Mozilla seems to stray further and further every day. Some stuff is great, but like we still can't install whatever extensions we want on Firefox android without deeply jumping into dev features.
I currently use the Lynket browser (which can leverage Chrome Custom Tabs to present each Firefox tab as an Android app per tab) and shortcuts to web links to get most of the feel of a PWA. Would recommend it if you're interested. :)
What the hell? When did this happen? PWAs are some of the most exciting developments in web development. Did they give any reasoning about this decision anywhere?
Yeah, I agree. I will love PWA support on Firefox desktop.
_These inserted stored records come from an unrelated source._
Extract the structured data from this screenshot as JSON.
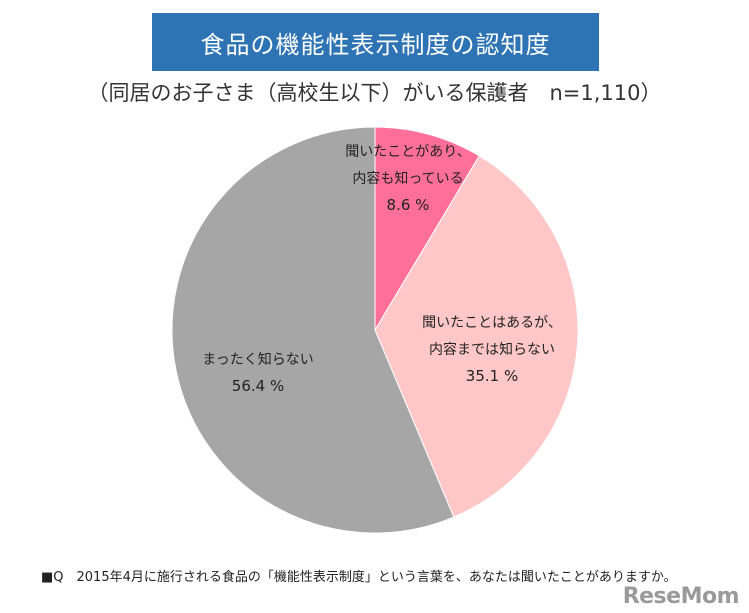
{
  "title": "食品の機能性表示制度の認知度",
  "subtitle": "（同居のお子さま（高校生以下）がいる保護者　n=1,110）",
  "footnote": "■Q　2015年4月に施行される食品の「機能性表示制度」という言葉を、あなたは聞いたことがありますか。",
  "watermark": "ReseMom",
  "chart_data": {
    "type": "pie",
    "slices": [
      {
        "label_lines": [
          "聞いたことがあり、",
          "内容も知っている"
        ],
        "value": 8.6,
        "value_text": "8.6 %",
        "color": "#ff6f9a"
      },
      {
        "label_lines": [
          "聞いたことはあるが、",
          "内容までは知らない"
        ],
        "value": 35.1,
        "value_text": "35.1 %",
        "color": "#ffc7c7"
      },
      {
        "label_lines": [
          "まったく知らない"
        ],
        "value": 56.4,
        "value_text": "56.4 %",
        "color": "#a6a6a6"
      }
    ]
  }
}
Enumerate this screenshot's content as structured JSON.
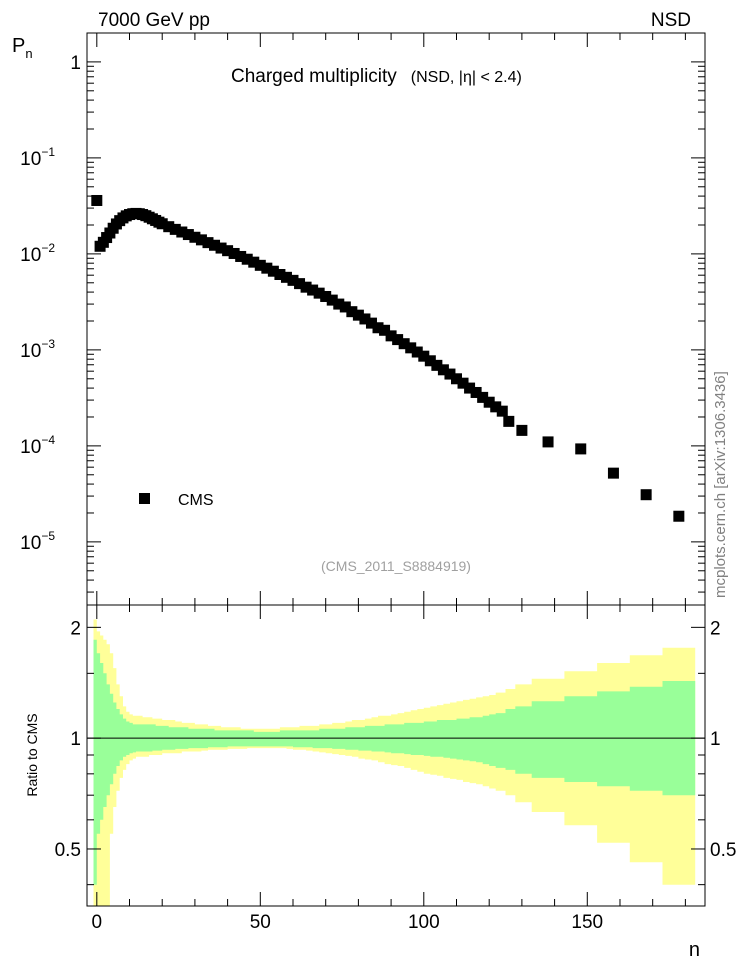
{
  "header": {
    "left_label": "7000 GeV pp",
    "right_label": "NSD"
  },
  "side_label": "mcplots.cern.ch [arXiv:1306.3436]",
  "main_panel": {
    "title_main": "Charged multiplicity",
    "title_sub": "(NSD, |η| < 2.4)",
    "analysis_tag": "(CMS_2011_S8884919)",
    "y_axis_label": {
      "base": "P",
      "sub": "n"
    },
    "y_ticks": [
      {
        "value": 1,
        "label": "1"
      },
      {
        "value": 0.1,
        "base": "10",
        "exp": "−1"
      },
      {
        "value": 0.01,
        "base": "10",
        "exp": "−2"
      },
      {
        "value": 0.001,
        "base": "10",
        "exp": "−3"
      },
      {
        "value": 0.0001,
        "base": "10",
        "exp": "−4"
      },
      {
        "value": 1e-05,
        "base": "10",
        "exp": "−5"
      }
    ],
    "legend_label": "CMS"
  },
  "ratio_panel": {
    "y_axis_label": "Ratio to CMS",
    "y_ticks": [
      "0.5",
      "1",
      "2"
    ],
    "x_ticks": [
      "0",
      "50",
      "100",
      "150"
    ],
    "x_axis_label": "n",
    "colors": {
      "inner_band": "#99ff99",
      "outer_band": "#ffff99",
      "reference": "#000000"
    }
  },
  "chart_data": {
    "type": "scatter",
    "title": "Charged multiplicity",
    "xlabel": "n",
    "ylabel": "P_n",
    "y_scale": "log",
    "xlim": [
      -3,
      186
    ],
    "ylim": [
      2.2e-06,
      2.0
    ],
    "legend_position": "lower-left",
    "series": [
      {
        "name": "CMS",
        "marker": "square",
        "color": "#000000",
        "x": [
          0,
          1,
          2,
          3,
          4,
          5,
          6,
          7,
          8,
          9,
          10,
          11,
          12,
          13,
          14,
          15,
          16,
          17,
          18,
          19,
          20,
          22,
          24,
          26,
          28,
          30,
          32,
          34,
          36,
          38,
          40,
          42,
          44,
          46,
          48,
          50,
          52,
          54,
          56,
          58,
          60,
          62,
          64,
          66,
          68,
          70,
          72,
          74,
          76,
          78,
          80,
          82,
          84,
          86,
          88,
          90,
          92,
          94,
          96,
          98,
          100,
          102,
          104,
          106,
          108,
          110,
          112,
          114,
          116,
          118,
          120,
          122,
          124,
          126,
          130,
          138,
          148,
          158,
          168,
          178
        ],
        "y": [
          0.036,
          0.012,
          0.0132,
          0.0148,
          0.0165,
          0.0185,
          0.0205,
          0.0222,
          0.0237,
          0.0249,
          0.0257,
          0.0262,
          0.0264,
          0.0262,
          0.0257,
          0.025,
          0.0241,
          0.0232,
          0.0223,
          0.0214,
          0.0206,
          0.0192,
          0.018,
          0.0169,
          0.0159,
          0.0149,
          0.014,
          0.0131,
          0.0123,
          0.0115,
          0.0108,
          0.0101,
          0.0094,
          0.0088,
          0.0082,
          0.0076,
          0.0071,
          0.0066,
          0.0061,
          0.0057,
          0.0053,
          0.0049,
          0.0045,
          0.0042,
          0.0039,
          0.0036,
          0.0033,
          0.003,
          0.0028,
          0.0025,
          0.0023,
          0.0021,
          0.0019,
          0.0017,
          0.0016,
          0.0014,
          0.00128,
          0.00116,
          0.00105,
          0.00095,
          0.00086,
          0.00077,
          0.00069,
          0.00062,
          0.00056,
          0.0005,
          0.00045,
          0.0004,
          0.00036,
          0.00032,
          0.000285,
          0.000255,
          0.00023,
          0.00018,
          0.000145,
          0.00011,
          9.3e-05,
          5.2e-05,
          3.1e-05,
          1.85e-05
        ]
      }
    ],
    "ratio": {
      "ylim": [
        0.35,
        2.3
      ],
      "y_scale": "log",
      "reference": 1,
      "edges": [
        -1,
        0,
        1,
        2,
        3,
        4,
        5,
        6,
        7,
        8,
        9,
        10,
        11,
        12,
        13,
        14,
        15,
        16,
        17,
        18,
        19,
        20,
        22,
        24,
        26,
        28,
        30,
        32,
        34,
        36,
        38,
        40,
        42,
        44,
        46,
        48,
        50,
        52,
        54,
        56,
        58,
        60,
        62,
        64,
        66,
        68,
        70,
        72,
        74,
        76,
        78,
        80,
        82,
        84,
        86,
        88,
        90,
        92,
        94,
        96,
        98,
        100,
        102,
        104,
        106,
        108,
        110,
        112,
        114,
        116,
        118,
        120,
        122,
        125,
        128,
        133,
        143,
        153,
        163,
        173,
        183
      ],
      "inner_upper": [
        1.85,
        1.7,
        1.6,
        1.5,
        1.4,
        1.32,
        1.25,
        1.2,
        1.16,
        1.13,
        1.11,
        1.1,
        1.09,
        1.09,
        1.09,
        1.09,
        1.09,
        1.09,
        1.09,
        1.08,
        1.08,
        1.08,
        1.07,
        1.07,
        1.07,
        1.06,
        1.06,
        1.06,
        1.06,
        1.05,
        1.05,
        1.05,
        1.05,
        1.05,
        1.05,
        1.04,
        1.04,
        1.04,
        1.04,
        1.05,
        1.05,
        1.05,
        1.05,
        1.05,
        1.05,
        1.06,
        1.06,
        1.06,
        1.06,
        1.07,
        1.07,
        1.07,
        1.08,
        1.08,
        1.08,
        1.09,
        1.09,
        1.09,
        1.1,
        1.1,
        1.1,
        1.11,
        1.11,
        1.12,
        1.12,
        1.12,
        1.13,
        1.13,
        1.14,
        1.14,
        1.15,
        1.16,
        1.17,
        1.2,
        1.22,
        1.26,
        1.3,
        1.34,
        1.38,
        1.43
      ],
      "inner_lower": [
        0.4,
        0.55,
        0.6,
        0.65,
        0.7,
        0.75,
        0.8,
        0.84,
        0.87,
        0.89,
        0.9,
        0.91,
        0.915,
        0.92,
        0.92,
        0.92,
        0.92,
        0.92,
        0.925,
        0.925,
        0.925,
        0.93,
        0.93,
        0.935,
        0.935,
        0.94,
        0.94,
        0.94,
        0.945,
        0.945,
        0.945,
        0.95,
        0.95,
        0.95,
        0.95,
        0.95,
        0.95,
        0.95,
        0.95,
        0.95,
        0.95,
        0.945,
        0.945,
        0.945,
        0.94,
        0.94,
        0.94,
        0.935,
        0.935,
        0.93,
        0.93,
        0.925,
        0.925,
        0.92,
        0.92,
        0.915,
        0.91,
        0.91,
        0.905,
        0.9,
        0.9,
        0.895,
        0.89,
        0.89,
        0.885,
        0.88,
        0.875,
        0.87,
        0.865,
        0.86,
        0.85,
        0.84,
        0.83,
        0.82,
        0.8,
        0.78,
        0.76,
        0.74,
        0.72,
        0.7
      ],
      "outer_upper": [
        2.1,
        1.95,
        1.9,
        1.85,
        1.8,
        1.7,
        1.55,
        1.4,
        1.3,
        1.22,
        1.18,
        1.16,
        1.15,
        1.15,
        1.15,
        1.14,
        1.14,
        1.14,
        1.13,
        1.13,
        1.13,
        1.12,
        1.12,
        1.11,
        1.1,
        1.1,
        1.09,
        1.09,
        1.08,
        1.08,
        1.07,
        1.07,
        1.07,
        1.06,
        1.06,
        1.06,
        1.06,
        1.06,
        1.06,
        1.07,
        1.07,
        1.07,
        1.08,
        1.08,
        1.08,
        1.09,
        1.09,
        1.1,
        1.1,
        1.11,
        1.12,
        1.12,
        1.13,
        1.14,
        1.15,
        1.15,
        1.16,
        1.17,
        1.18,
        1.19,
        1.2,
        1.21,
        1.22,
        1.23,
        1.24,
        1.25,
        1.26,
        1.27,
        1.28,
        1.29,
        1.3,
        1.31,
        1.33,
        1.36,
        1.4,
        1.45,
        1.52,
        1.6,
        1.68,
        1.76
      ],
      "outer_lower": [
        0.3,
        0.3,
        0.3,
        0.3,
        0.3,
        0.55,
        0.65,
        0.72,
        0.78,
        0.82,
        0.85,
        0.87,
        0.88,
        0.89,
        0.89,
        0.89,
        0.89,
        0.9,
        0.9,
        0.9,
        0.9,
        0.91,
        0.91,
        0.91,
        0.92,
        0.92,
        0.92,
        0.925,
        0.93,
        0.93,
        0.93,
        0.935,
        0.935,
        0.935,
        0.94,
        0.94,
        0.94,
        0.94,
        0.94,
        0.94,
        0.935,
        0.93,
        0.93,
        0.925,
        0.92,
        0.915,
        0.91,
        0.905,
        0.9,
        0.895,
        0.89,
        0.88,
        0.875,
        0.87,
        0.86,
        0.85,
        0.845,
        0.84,
        0.83,
        0.82,
        0.81,
        0.8,
        0.795,
        0.79,
        0.78,
        0.775,
        0.77,
        0.76,
        0.755,
        0.75,
        0.74,
        0.73,
        0.72,
        0.7,
        0.67,
        0.63,
        0.58,
        0.52,
        0.46,
        0.4
      ]
    }
  }
}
One recent example, I pay for Spotify, but recently I started to pay for YouTube Premium to get rid of ads in the native mobile app, and it comes with YouTube Music.
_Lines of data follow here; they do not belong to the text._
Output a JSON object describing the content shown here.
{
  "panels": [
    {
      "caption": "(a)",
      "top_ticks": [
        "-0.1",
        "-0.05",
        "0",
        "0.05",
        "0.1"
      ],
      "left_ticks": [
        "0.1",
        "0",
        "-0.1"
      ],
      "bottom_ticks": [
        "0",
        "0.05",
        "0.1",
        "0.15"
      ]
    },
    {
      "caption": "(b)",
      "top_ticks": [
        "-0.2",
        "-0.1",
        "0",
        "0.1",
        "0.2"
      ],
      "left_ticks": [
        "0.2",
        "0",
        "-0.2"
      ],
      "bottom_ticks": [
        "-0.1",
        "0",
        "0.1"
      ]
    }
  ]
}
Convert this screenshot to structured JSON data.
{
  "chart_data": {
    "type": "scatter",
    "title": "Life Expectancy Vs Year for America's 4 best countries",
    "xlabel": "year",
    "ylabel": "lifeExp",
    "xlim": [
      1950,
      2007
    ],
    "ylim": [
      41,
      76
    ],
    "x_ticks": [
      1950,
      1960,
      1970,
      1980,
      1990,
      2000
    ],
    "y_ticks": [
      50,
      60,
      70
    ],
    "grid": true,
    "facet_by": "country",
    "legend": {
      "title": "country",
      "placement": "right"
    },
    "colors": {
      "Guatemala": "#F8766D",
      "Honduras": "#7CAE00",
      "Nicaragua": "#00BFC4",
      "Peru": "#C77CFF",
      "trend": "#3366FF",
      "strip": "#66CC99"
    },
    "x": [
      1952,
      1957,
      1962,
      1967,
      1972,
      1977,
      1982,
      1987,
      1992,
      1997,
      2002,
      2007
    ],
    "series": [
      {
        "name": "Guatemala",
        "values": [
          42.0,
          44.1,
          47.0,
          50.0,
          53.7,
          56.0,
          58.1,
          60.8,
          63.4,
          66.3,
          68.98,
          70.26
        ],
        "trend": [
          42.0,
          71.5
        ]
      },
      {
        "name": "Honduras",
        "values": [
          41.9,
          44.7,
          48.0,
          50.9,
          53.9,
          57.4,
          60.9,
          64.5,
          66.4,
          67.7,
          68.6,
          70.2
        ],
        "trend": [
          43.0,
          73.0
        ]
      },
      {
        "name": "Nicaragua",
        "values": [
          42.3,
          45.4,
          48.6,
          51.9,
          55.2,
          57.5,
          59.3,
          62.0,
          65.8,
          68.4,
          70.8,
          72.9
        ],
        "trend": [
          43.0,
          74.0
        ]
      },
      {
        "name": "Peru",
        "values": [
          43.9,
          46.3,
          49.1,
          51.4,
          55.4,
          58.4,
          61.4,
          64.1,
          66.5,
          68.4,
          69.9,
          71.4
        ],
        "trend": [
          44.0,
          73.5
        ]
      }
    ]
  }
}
I try YouTube Music and seems fine, was thinking to ditch Spotify and save that money, but YT Music do not have a desktop app like Spotify, on desktop is just trough https://music.youtube.com and has PWA features like "install", notifications and stuff.
I'm used to have that Spotify icon on my desktop and open the app, and being a Firefox user, with YT Music I can't have that experience, I can add a shortcut to my desktop, but it opens as a tab with all my other stuff opened. I don't like it. I guess I will stick with Spotify because of that.
In Chrome desktop, which supports PWA, you can install music.youtube.com, will add a desktop icon, opens in a individual window without tab/address bar etc. Is awesome. But is Chrome.
I'm considering use YT Music with Ungoogled Chromium to get the PWA features.
This is what most people who want a 'desktop' YTM use these days, it's mainly a webwrapper but has some decent extensions built in to make it easier to use. https://github.com/th-ch/youtube-music
I'm not a fan of PWAs, even despite being a fringe OS user for which many applications aren't available (FreeBSD). So while technically I would benefit from them, I don't use any.
I don't like the way web apps tie in with the pervasive tracking on the web, and the way they don't fit in well into the native UI and waste resources.
But it is indeed weird to remove the choice altogether.